CanFibre plans to convert these scraps into more than 78 million square feet (3/4-in. basis) of panel product annually when the operation is fully ramped-up later this year. By the company’s own estimates, using post-consumer wood waste instead of virgin timber will save between 2,000 and 3,000 acres of trees per year.
Clearing the Air
“We are a unique facility for the district. We put out pollution below current measuring equipment’s allowable limits,” he explains. “They have a range of 1 to 10 and we come in at less than 1 so we are considered outside the normal allowable limits.”

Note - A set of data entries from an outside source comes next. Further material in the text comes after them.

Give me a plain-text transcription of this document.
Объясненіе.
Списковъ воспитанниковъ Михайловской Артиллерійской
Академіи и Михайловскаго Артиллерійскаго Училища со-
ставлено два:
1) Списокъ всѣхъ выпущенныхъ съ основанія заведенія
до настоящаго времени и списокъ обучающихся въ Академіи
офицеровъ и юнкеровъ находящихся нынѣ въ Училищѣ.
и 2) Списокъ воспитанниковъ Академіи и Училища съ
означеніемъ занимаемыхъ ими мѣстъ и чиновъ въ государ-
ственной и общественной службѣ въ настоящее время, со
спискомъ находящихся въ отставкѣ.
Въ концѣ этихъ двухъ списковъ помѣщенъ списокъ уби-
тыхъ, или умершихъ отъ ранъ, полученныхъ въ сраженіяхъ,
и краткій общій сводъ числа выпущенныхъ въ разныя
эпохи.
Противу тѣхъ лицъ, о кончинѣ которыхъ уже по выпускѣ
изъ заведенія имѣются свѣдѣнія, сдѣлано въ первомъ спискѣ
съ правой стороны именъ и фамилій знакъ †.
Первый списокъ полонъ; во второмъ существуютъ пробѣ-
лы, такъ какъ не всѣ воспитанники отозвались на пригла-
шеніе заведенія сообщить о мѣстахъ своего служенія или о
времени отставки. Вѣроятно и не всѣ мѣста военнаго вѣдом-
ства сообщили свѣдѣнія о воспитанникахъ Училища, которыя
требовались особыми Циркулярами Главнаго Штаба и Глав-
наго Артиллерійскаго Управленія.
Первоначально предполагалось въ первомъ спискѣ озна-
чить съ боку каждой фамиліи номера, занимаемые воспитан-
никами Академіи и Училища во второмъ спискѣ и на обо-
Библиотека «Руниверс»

Tavoda and others at the plant like to say that the air leaving their plant on a smoggy summer day is actually cleaner than the air taken in, though they admit the claim is perhaps exaggerated.
Environmentally responsible products are growing more and more popular with consumers, according to president and CEO Chris Carl, but he says the products stand on their own merit.
“We have found at trade shows and from talking to people that
The plant was designed so that it would tap into only 10 percent of Los Angeles County’s available waste wood supply. That does not include the surrounding counties, where CanFibre actually gets most of its wood.
“We don’t foresee wood supply as ever being a problem,” says Tavoda.
The Cleaning Process
After the scraps are sent through primary and secondary hogs, the small pieces are separated from the “accepts” by a series of oscillating and vibrating screens. Accepts, which measure 1/4 in. by 1/4 in. by 1 in., are then sent through a series of three overhead magnets and four head-pulling magnets, which remove metal objects from the wood.
The chips are then taken by conveyor to a paddle wheel that keeps them submerged under water. The chips float to the surface and grit, dirt, sand, rocks and other unwanted materials drop out.
“We’ve got two cleaning systems and we’re adding two more,” says Tavoda. “We’ve got magnets and screens and a wash system, and we are going to add a chip-cleaning system and an eddy current. Most plants have magnets to help clean up the stuff or a washing system. Then again, nobody else uses 100% urban waste either.”
Carl agrees with Tavoda’s assessment that CanFibre’s meticulous chip cleaning is one of the things that makes the company unique. He also points out that the wood is “already nicely separated” by the time it reaches the plant.
“The supply we use is not a bunch of garbage and banana peels, it’s pretty good looking wood,” Carl says. “But there is a lot of metal and other stuff in there and we do a huge amount of work to get all that out. We do so much work that we feel we end up with a cleaner fiber than most MDF mills who use virgin wood.”
The Steam Press
“Urban wood is mixed species, which makes it very difficult for a conventional UF resin to perform consistently,” Tinker explains. “With the use of phenol-based resins we are able to use the mixed species, but the phenol needs high temperature to cure.”
CanFibre uses a patented steam press process that is able to achieve the high temperatures necessary to cure the resin.
“The steam injection allows the company to get a very quick cure and a very short press time,” Tinker adds. “While a standard MDF plant may have a cycle time of six to seven minutes, we are able to cure the panels in four.”
The phenol resin and steam-injection press have some other benefits, according to Carl. As a result of the high amount of energy used in the press, the MDF a high quality of fiber that is the same density throughout, he says.
“Most MDF gets over-cured at the outer edges and tends to be quite soft in the center,” Carl says. “The fact that AllGreen is just as hard in the center as it is on the surface means that paint adheres more evenly and tool wear is improved.”
Carl also says that the phenol-based resin improves moisture-resistance levels.
A second plant is currently under construction in Lackawanna, NY, and is scheduled to be up and running in the spring of 2000. CanFibre has also obtained permits to build its first European operation, which will be located in Amsterdam, near European furniture manufacturers.